Jan melihat makanan di depannya dengan tidak selera. "Jan sedang tidak ingin makan," tuturnya. Tangan Jan bergerak meraih tangan sang ibu kemudian menggenggamnya. "Bu, Jan mau bicara hal penting sama Ibu."
Mendengar itu Anom sontak tersedak. Menurutnya ini bukanlah saat yang tepat untuk membicarakan hal itu. Setidaknya sampai acara makan bersama ini selesai. Dia pun menghentikan makannya dan menyenggol pelan Jan, memberi isyarat agar sahabatnya itu tidak membuka suara.
"Mau bicara apa, Nak?" tanya ibu menatap Jan dengan sorot mata yang hangat.
Anom berdeham dan kembali menyentuh bahu Jan. "Jan," panggilnya berbisik.
"Ibu ... senang tidak jika lihat Jan bahagia?" Jan sama sekali tidak menghiraukan isyarat dari Anom. Dia justru akan meminta izin sang ibu saat ini juga, tidak peduli pada suasana hati sang ibu yang sedang merasa senang.
Kerutan di dahi ibu semakin bertambah, ia heran dengan pertanyaan yang diajukan sang putra. "Tentu saja ibu senang, Nak. Seorang ibu pasti senang melihat anaknya bahagia," jawabnya tersenyum tulus.
"Kalau begitu ...." Jan menahan kalimatnya, menyiapkan hati untuk jawaban sang ibu nanti. "Izinkan Jan untuk ikut pameran lukisan di luar kota, Bu," katanya dengan cepat, kemudian menghela napas pelan.
Wajah ibu yang tadi secerah matahari berubah muram. Tangannya yang digenggam sang putra pun ia lepas dengan kasar. Tatapannya kini menyiratkan kekesalan. Di suasana hangat seperti ini, putranya ini justru membuatnya jadi panas.

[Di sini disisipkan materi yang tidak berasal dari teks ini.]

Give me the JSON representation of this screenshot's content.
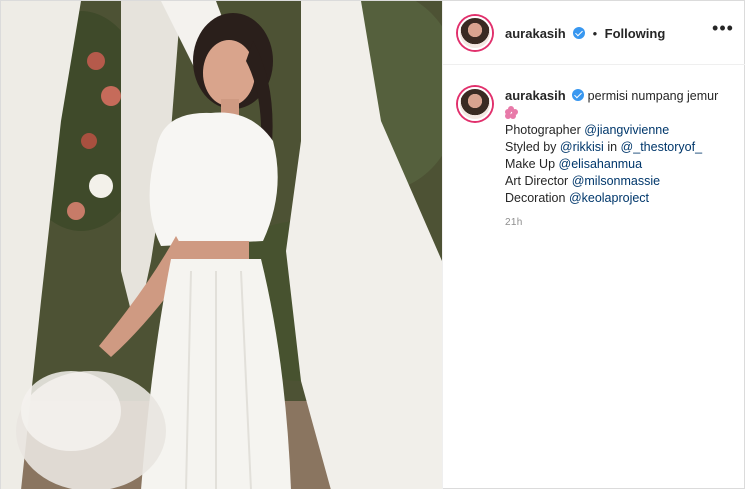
{
  "post": {
    "username": "aurakasih",
    "follow_status": "Following",
    "more_label": "•••",
    "caption": {
      "text": "permisi numpang jemur",
      "emoji": "flower-emoji",
      "lines": [
        {
          "label": "Photographer",
          "mention": "@jiangvivienne"
        },
        {
          "label": "Styled by",
          "mention": "@rikkisi",
          "middle": "in",
          "mention2": "@_thestoryof_"
        },
        {
          "label": "Make Up",
          "mention": "@elisahanmua"
        },
        {
          "label": "Art Director",
          "mention": "@milsonmassie"
        },
        {
          "label": "Decoration",
          "mention": "@keolaproject"
        }
      ]
    },
    "timestamp": "21h"
  },
  "colors": {
    "verified": "#3897f0",
    "mention": "#00376b",
    "avatar_ring": "#e1306c",
    "muted": "#8e8e8e"
  }
}
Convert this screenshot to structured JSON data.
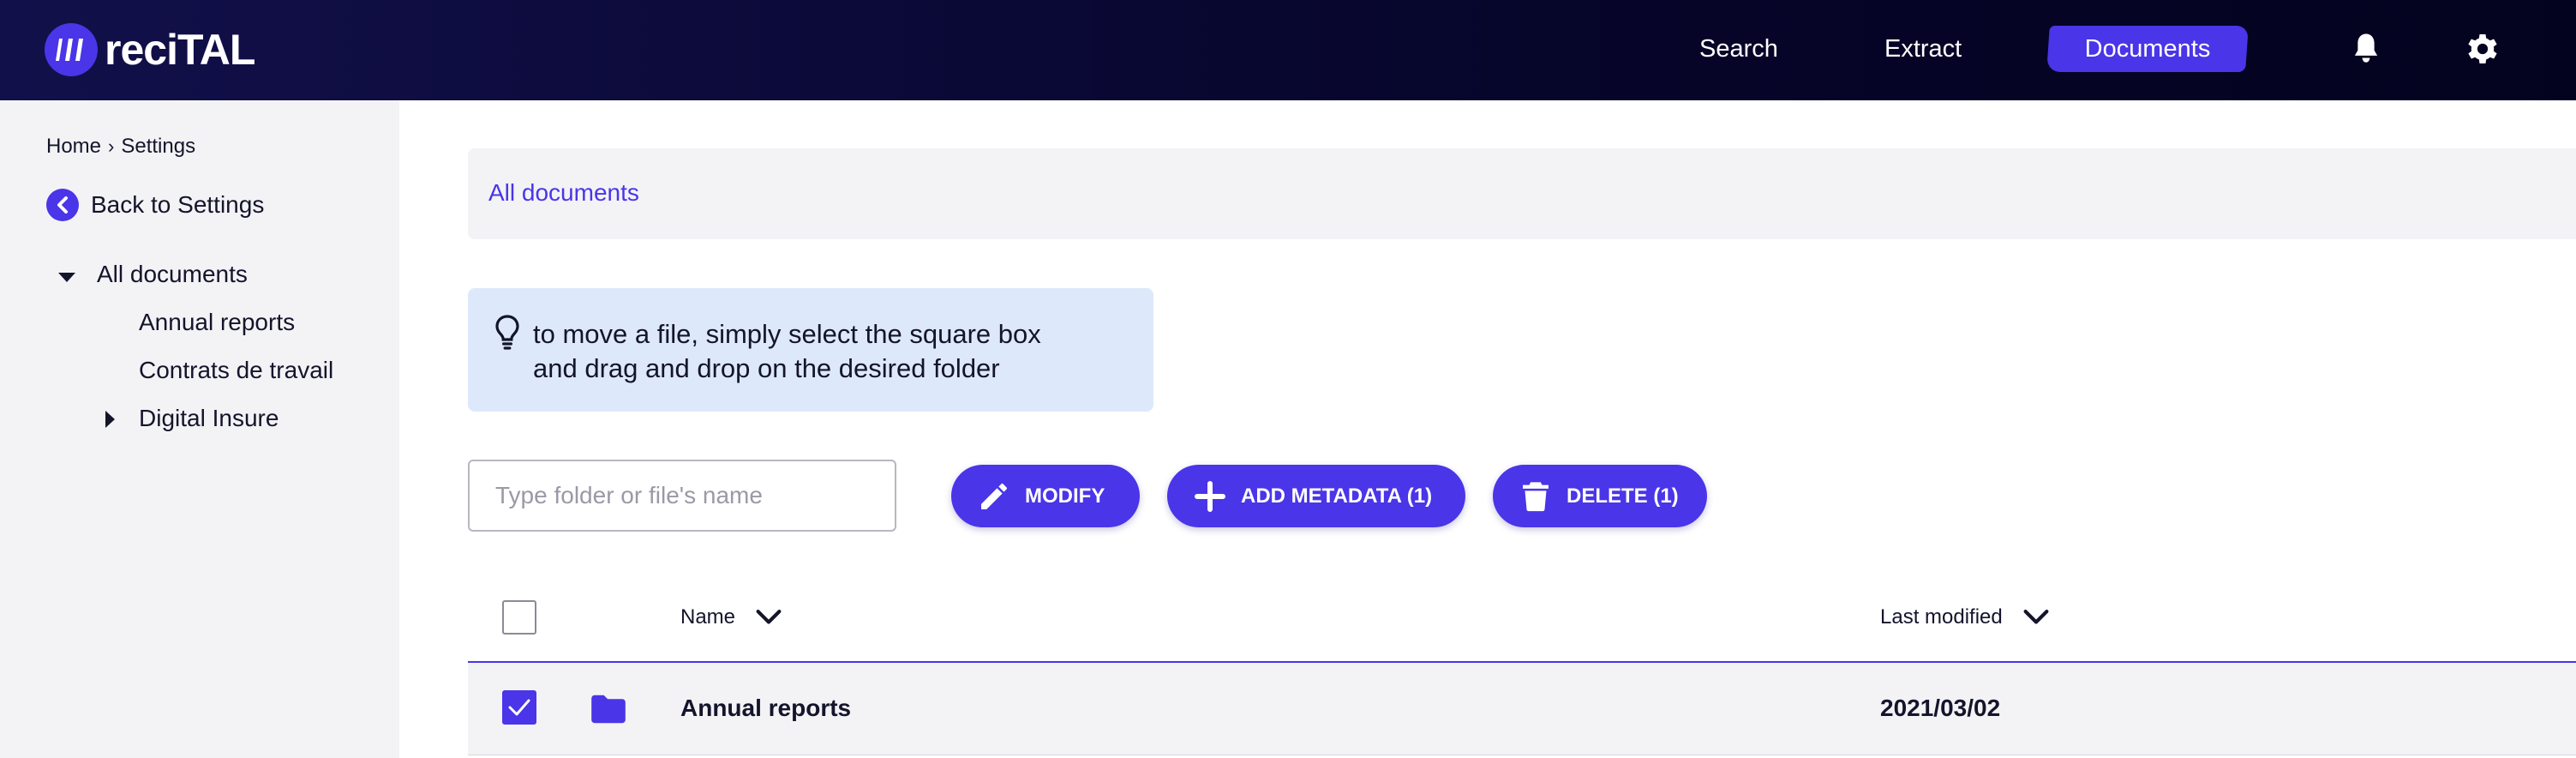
{
  "header": {
    "logo_text": "reciTAL",
    "nav": {
      "search": "Search",
      "extract": "Extract",
      "documents": "Documents"
    },
    "icons": [
      "bell-icon",
      "gear-icon"
    ]
  },
  "sidebar": {
    "breadcrumb": {
      "home": "Home",
      "separator": "›",
      "settings": "Settings"
    },
    "back_label": "Back to Settings",
    "tree": {
      "root": "All documents",
      "children": [
        "Annual reports",
        "Contrats de travail",
        "Digital Insure"
      ]
    }
  },
  "main": {
    "breadcrumb": "All documents",
    "tip": {
      "line1": "to move a file, simply select the square box",
      "line2": "and drag and drop on the desired folder"
    },
    "search": {
      "placeholder": "Type folder or file's name",
      "value": ""
    },
    "buttons": {
      "modify": "MODIFY",
      "add_metadata": "ADD METADATA (1)",
      "delete": "DELETE (1)"
    },
    "table": {
      "columns": {
        "name": "Name",
        "last_modified": "Last modified"
      },
      "rows": [
        {
          "name": "Annual reports",
          "last_modified": "2021/03/02",
          "selected": true,
          "type": "folder"
        }
      ]
    }
  },
  "colors": {
    "accent": "#4a35e8",
    "header_bg": "#06052a",
    "sidebar_bg": "#f3f3f6",
    "tip_bg": "#dde9fb"
  }
}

"Bu, orang itu menyetujui lukisan Jan untuk dipamerkan. Itu pameran besar, sebuah kesempatan bagi mimpinya Jan." Jan memelas dan kembali meraih tangan sang ibu. "Bu, izinkan Jan pergi, ya?"
Mata ibu jadi berair, dadanya kembali merasa sesak karena sang putra mengungkit mimpinya itu. "Kamu mau meninggalkan ibu, Nak?" tanyanya lirih. "Bagaimana dengan tanggung jawabmu menjaga warung? Kamu juga akan meninggalkannya?"
Jan menggeleng. "Tidak, Bu. Jan hanya pergi selama tiga hari. Untuk warung kita bisa tutup sementara saja dulu. Jan nanti pulang lagi. Boleh, ya, Bu? Izinkan Jan pergi," ucapnya hati-hati.
Ibu kembali menarik kasar tangannya yang digenggam sang putra, lalu bangkit dari duduknya sedikit menjauh dari Jan. "Tidak, ibu tidak akan memberimu izin, Jan," putusnya terisak. "Ibu tidak pernah suka mimpimu itu. Ibu membencinya. Kamu tidak boleh pergi dari sini. Hiduplah selayaknya orang biasa, Jan. Kerja apa adanya untuk kebutuhan hidup. Mimpimu itu tidak berguna," sungut ibu sedikit meledak-ledak.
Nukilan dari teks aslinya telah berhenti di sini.